Por Bert Hellinger
¿Podemos despedirnos de Dios? ¿Tenemos permiso para hacerlo? ¿Qué quedaría entonces de nosotros? ¡Cuántas generaciones le rezaron con fervor! ¡Cuántas le han temido! ¡Cuántas le han entregado su vida! ¡Cuántos quisieron reconciliarlo y ser misericordiosos! ¡Cuántas canciones fervorosas le fueron cantadas y que aún hoy nos siguen conmoviendo! ¡Cuántas majestuosas catedrales le fueron construidas para dentro de ellas congregarse y alabarlo!
Si nos despedimos de él ¿a dónde iremos a parar? ¿A cuál soledad? ¿A cuál vacío?
A pesar de todo, se trata de una despedida de imágenes que son humanas, solamente humanas. Se trata de la despedida de sentimientos que se retrotraen a nuestra infancia. Pero inclusive esos elevados sentimientos que despiertan en nosotros imágenes y que nos elevan y conducen a una entrega y un recogimiento -en los que en esas imágenes nos perdemos- son miedos infantiles, inocentes deseos infantiles. Ellos nos hacen ser pequeños y continuar pequeños, entregados, miedosos, abandonados, amenazados. Son sentimientos de miedo y conmoción.
¿Cómo y cuándo experimentamos con mayor profundidad estos sentimientos que de forma indescriptible nos amedrentan? Cuando nos imaginamos que nos despedimos de esas imágenes de Dios, que nos despedimos para siempre. ¿Qué queda entonces de nosotros? Aunque le temamos a ese Dios, lo tenemos.
Sin él ¿dónde nos perderemos? Sin él ¿de cuántas personas nos perdemos. Sin él solamente dependemos de nosotros mismos, ¿estamos solos y vacíos?
Nos enfrentamos al misterio en nosotros que en cada instante nos mantiene vivos, allí donde estamos. Que permanece atento a nosotros, porque nos quiere como somos: sin un juicio que lo guíe, como si en nosotros algo pudiese estar separado de él y alejarse.

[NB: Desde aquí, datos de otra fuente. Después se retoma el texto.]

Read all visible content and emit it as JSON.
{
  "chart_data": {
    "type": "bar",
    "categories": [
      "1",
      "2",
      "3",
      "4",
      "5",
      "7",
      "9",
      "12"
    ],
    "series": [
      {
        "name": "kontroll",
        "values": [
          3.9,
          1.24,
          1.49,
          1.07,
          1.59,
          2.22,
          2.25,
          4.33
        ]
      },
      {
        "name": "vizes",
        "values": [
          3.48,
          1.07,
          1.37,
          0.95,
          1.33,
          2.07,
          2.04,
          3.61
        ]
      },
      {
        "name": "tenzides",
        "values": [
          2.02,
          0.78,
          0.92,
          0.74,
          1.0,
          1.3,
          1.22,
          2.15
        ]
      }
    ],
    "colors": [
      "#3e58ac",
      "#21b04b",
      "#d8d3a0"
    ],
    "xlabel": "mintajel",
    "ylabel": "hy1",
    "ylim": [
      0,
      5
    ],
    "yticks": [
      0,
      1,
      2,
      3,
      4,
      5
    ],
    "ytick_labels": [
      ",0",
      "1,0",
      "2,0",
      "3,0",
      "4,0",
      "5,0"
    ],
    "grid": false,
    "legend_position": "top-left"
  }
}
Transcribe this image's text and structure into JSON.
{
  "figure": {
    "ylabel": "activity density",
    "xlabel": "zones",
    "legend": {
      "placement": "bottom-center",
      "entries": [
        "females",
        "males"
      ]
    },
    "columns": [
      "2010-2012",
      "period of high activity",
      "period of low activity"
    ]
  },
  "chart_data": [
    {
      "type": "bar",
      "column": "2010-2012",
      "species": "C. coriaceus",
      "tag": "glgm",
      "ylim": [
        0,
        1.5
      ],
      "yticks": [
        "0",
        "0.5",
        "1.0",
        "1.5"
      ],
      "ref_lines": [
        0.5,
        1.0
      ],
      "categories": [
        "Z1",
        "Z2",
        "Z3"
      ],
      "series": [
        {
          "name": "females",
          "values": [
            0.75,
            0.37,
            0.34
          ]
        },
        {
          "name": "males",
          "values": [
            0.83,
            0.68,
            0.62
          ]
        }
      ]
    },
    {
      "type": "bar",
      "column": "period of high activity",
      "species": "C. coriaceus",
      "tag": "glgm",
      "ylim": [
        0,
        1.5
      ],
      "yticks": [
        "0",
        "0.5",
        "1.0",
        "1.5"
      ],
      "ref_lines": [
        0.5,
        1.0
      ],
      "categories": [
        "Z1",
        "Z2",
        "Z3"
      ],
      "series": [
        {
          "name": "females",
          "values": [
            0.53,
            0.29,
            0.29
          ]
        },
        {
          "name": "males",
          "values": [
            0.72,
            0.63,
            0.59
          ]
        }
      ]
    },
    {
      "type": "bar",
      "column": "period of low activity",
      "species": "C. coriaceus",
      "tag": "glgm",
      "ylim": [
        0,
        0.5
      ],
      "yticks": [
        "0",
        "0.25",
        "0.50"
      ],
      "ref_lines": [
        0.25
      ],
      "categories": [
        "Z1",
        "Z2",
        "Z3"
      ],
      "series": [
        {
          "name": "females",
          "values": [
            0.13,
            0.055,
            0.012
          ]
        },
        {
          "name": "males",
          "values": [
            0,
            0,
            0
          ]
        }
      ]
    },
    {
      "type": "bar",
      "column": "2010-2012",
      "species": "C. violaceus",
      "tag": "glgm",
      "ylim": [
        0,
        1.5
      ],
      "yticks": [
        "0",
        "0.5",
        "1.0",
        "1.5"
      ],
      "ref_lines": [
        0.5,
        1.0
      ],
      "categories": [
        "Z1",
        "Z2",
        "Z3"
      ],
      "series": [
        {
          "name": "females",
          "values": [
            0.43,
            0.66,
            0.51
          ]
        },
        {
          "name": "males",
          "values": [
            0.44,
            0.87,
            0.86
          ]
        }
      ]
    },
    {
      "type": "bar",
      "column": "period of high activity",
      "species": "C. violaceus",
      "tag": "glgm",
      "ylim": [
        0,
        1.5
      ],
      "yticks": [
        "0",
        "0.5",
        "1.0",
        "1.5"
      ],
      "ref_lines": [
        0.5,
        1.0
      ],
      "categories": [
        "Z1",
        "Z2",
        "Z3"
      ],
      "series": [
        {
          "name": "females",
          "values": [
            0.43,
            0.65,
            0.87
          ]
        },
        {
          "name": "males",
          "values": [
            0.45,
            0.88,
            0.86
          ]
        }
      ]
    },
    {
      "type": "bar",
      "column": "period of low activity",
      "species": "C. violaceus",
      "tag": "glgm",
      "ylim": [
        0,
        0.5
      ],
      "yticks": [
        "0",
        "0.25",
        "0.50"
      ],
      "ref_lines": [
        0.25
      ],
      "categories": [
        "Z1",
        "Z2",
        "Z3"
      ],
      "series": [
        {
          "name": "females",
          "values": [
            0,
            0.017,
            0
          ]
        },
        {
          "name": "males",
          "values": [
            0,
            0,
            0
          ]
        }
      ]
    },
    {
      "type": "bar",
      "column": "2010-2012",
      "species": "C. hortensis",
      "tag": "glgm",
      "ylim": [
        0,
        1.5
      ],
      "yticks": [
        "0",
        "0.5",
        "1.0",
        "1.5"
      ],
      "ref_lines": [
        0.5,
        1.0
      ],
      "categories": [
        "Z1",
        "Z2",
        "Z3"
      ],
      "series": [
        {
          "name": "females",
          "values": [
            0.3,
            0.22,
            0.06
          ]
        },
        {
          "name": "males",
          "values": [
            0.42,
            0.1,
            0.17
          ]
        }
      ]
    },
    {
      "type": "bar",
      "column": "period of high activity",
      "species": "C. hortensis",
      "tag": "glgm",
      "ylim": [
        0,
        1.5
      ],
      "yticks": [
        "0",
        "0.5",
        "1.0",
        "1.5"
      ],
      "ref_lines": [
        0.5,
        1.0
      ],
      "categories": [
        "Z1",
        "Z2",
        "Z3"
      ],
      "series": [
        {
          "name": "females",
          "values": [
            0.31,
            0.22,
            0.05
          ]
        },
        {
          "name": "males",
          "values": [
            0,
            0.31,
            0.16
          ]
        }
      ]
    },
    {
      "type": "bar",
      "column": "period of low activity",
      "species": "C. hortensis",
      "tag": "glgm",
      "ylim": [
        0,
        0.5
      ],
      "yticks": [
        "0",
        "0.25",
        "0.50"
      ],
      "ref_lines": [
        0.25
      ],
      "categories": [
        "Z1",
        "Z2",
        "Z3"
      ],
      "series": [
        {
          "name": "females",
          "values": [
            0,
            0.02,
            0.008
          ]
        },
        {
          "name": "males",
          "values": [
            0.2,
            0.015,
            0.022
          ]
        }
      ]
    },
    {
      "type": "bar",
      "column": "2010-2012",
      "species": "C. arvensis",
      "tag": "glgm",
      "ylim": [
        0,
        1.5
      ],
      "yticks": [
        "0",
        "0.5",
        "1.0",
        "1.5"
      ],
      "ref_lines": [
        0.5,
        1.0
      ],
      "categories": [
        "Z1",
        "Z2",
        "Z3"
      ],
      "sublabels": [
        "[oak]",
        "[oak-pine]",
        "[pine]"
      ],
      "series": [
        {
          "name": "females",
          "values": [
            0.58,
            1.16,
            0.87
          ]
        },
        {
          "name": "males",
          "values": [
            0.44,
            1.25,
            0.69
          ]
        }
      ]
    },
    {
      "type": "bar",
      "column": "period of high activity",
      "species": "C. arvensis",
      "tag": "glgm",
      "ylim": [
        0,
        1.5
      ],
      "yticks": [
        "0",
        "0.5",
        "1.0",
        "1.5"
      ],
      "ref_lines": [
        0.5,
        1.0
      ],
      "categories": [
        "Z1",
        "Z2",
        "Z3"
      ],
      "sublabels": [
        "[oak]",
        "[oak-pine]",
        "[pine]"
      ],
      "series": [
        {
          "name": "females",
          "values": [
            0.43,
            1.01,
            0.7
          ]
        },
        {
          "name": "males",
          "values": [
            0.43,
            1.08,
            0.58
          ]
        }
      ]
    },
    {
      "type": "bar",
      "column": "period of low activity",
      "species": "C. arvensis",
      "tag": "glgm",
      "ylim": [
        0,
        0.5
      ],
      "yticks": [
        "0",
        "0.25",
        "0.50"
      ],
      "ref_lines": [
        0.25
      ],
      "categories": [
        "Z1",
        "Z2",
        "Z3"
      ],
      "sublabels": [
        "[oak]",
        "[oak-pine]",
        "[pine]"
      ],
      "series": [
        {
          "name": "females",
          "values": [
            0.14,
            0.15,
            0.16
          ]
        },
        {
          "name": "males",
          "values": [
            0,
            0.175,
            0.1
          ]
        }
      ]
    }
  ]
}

Experimentamos ese misterio como una fuerza creadora en nosotros, en todo lo que nos permite ser, y nos sentimos directamente movidos por ella, sentimos cómo nos movemos sin un afuera, dentro de nosotros mismos, y sentimos esa fuerza que en todo momento nos arrastra a algo eternamente y constantemente nuevo: así será.
¿Cuándo esa fuerza nos arrastra en ese movimiento admite imágenes que nos enseñan a temer? ¿No es ella en todo momento el punto más alto del amor que podemos experimentar? ¿No es la entrega a ella la verdadera, la más profunda experiencia de vida?
Si, también eso que aquí he tratado de describir y dar a entender es una imagen, una imagen humana.
¿Qué queda entonces para nosotros de lo que podamos sujetarnos? Nada. Sólo la pura noche y el vacío.
Ella está allí y no está. Ella nos atrae sin que podamos alcanzarla. En ella nos levantamos de entre los muertos, nos levantamos infinitamente, vacíos, puros hasta el fin, sin nombre, sin movimiento, infinitamente silenciosos, devotamente silenciosos, luz de luz, resplandeciente, transparente. Apariencia de su apariencia, eco creativo, ilimitadamente pura, infinitamente una.